MANILA - Sen. Pia Cayetano formally urged the Supreme Court (SC) to allow her to intervene in the pending case involving ten petitions against the controversial Republic Act (RA) No. 10354, also known as "An Act Providing for a National Policy on Responsible Parenthood and Reproductive Health (RH)," and commonly known as the Reproductive Health Law.
Cayetano, the main sponsor of the law at the Senate, asked the high court to junk the petitions on the following grounds:
1.) There is no actual case or controversy that exists because the petitions are based on hypothetical dispute and abstract propositions;
2.) The question is not ripe for adjudication because there is no actual injury sustained by the petitioners allegedly caused by the passing of the law being questioned. The issue is brought too early as in fact the status quo ante order was issued even before the law was implemented;
3.) The petitions are pleas for declaratory relief outside of the jurisdiction of the Supreme Court; and
4.) The petitioners do not have the standing to challenge the law; they do not have personal and substantial interest in the case such that they have sustained or will sustain direct injury as a result of the passing of the law.

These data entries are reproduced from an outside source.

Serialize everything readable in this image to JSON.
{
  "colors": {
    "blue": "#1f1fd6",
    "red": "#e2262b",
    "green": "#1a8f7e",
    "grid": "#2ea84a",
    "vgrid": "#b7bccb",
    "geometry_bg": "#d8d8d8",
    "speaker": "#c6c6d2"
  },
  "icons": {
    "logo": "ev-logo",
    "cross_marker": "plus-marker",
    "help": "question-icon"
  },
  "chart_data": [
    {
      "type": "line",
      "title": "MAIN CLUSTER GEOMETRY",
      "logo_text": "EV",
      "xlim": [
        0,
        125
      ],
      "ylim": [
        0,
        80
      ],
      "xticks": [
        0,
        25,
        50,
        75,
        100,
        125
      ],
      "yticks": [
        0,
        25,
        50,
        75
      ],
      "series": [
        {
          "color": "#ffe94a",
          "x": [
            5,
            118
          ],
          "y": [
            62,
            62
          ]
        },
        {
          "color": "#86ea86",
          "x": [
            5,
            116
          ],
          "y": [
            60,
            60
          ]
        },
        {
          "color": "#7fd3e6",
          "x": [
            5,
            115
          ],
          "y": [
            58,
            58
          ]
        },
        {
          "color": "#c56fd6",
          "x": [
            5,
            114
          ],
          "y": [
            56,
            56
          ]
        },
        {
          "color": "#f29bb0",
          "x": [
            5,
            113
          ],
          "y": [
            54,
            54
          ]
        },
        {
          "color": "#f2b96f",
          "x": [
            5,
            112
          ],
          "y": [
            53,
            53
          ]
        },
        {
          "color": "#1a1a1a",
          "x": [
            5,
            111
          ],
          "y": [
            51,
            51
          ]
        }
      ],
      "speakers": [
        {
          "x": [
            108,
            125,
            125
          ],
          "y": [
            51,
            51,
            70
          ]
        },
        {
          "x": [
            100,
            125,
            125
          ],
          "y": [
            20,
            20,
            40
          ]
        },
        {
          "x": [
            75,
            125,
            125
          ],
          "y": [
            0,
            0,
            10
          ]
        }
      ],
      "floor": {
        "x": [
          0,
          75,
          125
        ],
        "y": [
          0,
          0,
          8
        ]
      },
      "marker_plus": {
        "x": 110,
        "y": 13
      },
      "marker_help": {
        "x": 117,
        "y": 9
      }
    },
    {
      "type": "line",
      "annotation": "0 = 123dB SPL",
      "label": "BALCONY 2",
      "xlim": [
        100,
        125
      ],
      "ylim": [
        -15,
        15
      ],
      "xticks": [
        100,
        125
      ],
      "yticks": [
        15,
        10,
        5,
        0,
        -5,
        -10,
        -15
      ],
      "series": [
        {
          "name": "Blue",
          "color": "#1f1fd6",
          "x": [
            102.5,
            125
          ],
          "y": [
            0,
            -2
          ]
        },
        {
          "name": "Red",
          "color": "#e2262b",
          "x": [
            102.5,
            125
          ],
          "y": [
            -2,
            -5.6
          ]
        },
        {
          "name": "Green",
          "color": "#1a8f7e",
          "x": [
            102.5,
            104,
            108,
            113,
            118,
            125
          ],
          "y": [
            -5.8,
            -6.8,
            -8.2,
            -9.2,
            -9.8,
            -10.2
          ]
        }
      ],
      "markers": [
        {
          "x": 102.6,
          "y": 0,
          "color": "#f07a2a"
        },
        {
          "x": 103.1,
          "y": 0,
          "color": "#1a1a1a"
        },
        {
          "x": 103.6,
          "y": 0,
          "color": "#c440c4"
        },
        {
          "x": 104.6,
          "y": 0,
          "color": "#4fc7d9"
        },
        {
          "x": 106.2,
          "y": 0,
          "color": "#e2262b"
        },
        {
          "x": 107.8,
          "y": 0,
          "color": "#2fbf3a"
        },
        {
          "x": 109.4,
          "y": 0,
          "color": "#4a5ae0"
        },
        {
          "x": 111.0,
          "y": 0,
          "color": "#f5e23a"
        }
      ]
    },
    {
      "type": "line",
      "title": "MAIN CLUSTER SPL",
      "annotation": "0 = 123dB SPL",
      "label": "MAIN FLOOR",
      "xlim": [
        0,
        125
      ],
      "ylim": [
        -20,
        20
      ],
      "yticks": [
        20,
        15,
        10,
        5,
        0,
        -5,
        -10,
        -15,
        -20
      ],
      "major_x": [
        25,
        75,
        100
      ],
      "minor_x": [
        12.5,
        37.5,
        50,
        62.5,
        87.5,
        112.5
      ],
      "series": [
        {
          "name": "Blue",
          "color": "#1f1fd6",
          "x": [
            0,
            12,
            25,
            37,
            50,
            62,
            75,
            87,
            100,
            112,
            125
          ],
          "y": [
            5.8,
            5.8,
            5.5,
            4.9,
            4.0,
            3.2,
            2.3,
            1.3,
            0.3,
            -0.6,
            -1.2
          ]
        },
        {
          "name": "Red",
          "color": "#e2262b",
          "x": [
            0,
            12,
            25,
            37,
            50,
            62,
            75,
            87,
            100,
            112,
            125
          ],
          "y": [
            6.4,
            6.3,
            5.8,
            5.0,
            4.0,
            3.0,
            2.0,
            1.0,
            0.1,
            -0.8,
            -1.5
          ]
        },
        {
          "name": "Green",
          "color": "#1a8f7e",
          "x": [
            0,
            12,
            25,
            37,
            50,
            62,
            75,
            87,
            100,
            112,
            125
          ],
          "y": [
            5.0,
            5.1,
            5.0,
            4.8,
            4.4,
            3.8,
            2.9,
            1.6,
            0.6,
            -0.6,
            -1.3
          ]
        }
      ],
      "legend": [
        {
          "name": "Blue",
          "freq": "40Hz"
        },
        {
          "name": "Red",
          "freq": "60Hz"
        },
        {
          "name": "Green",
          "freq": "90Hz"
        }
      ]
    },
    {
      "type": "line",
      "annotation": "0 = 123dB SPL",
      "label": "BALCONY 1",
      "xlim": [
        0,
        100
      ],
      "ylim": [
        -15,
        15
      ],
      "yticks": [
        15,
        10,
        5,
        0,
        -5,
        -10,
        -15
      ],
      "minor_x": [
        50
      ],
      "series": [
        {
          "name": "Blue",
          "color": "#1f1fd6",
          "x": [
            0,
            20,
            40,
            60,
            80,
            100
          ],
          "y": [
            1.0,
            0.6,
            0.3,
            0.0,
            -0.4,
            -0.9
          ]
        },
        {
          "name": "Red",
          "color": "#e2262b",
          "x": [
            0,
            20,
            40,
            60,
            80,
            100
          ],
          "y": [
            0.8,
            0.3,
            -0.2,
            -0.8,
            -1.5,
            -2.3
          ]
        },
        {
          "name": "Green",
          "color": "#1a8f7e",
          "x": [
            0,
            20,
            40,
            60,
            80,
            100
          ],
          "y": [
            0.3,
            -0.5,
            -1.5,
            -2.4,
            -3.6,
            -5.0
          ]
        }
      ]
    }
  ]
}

Cayetano defended the constitutionality of the RH Law, stressing that it "is consistent with the constitutional right to privacy, is in furtherance with the state obligations of the Philippines under international law, does not violate the freedom of religion, and does not violate the right to life."
"Movant (Cayetano) has a legal interest in the matter of litigation as petitioners are asking the Court in effect to review the wisdom of the law in question and accordingly usurp powers that belong to the political branches of government including inter alia the Philippine Senate, to which she has been elected by the Filipino people," the motion read.
Petitioners, meantime, argued, among others, that the law violates the right to life, endangers the life of the mother and her unborn child, directs involuntary servitude, and prohibits the free exercise of religion.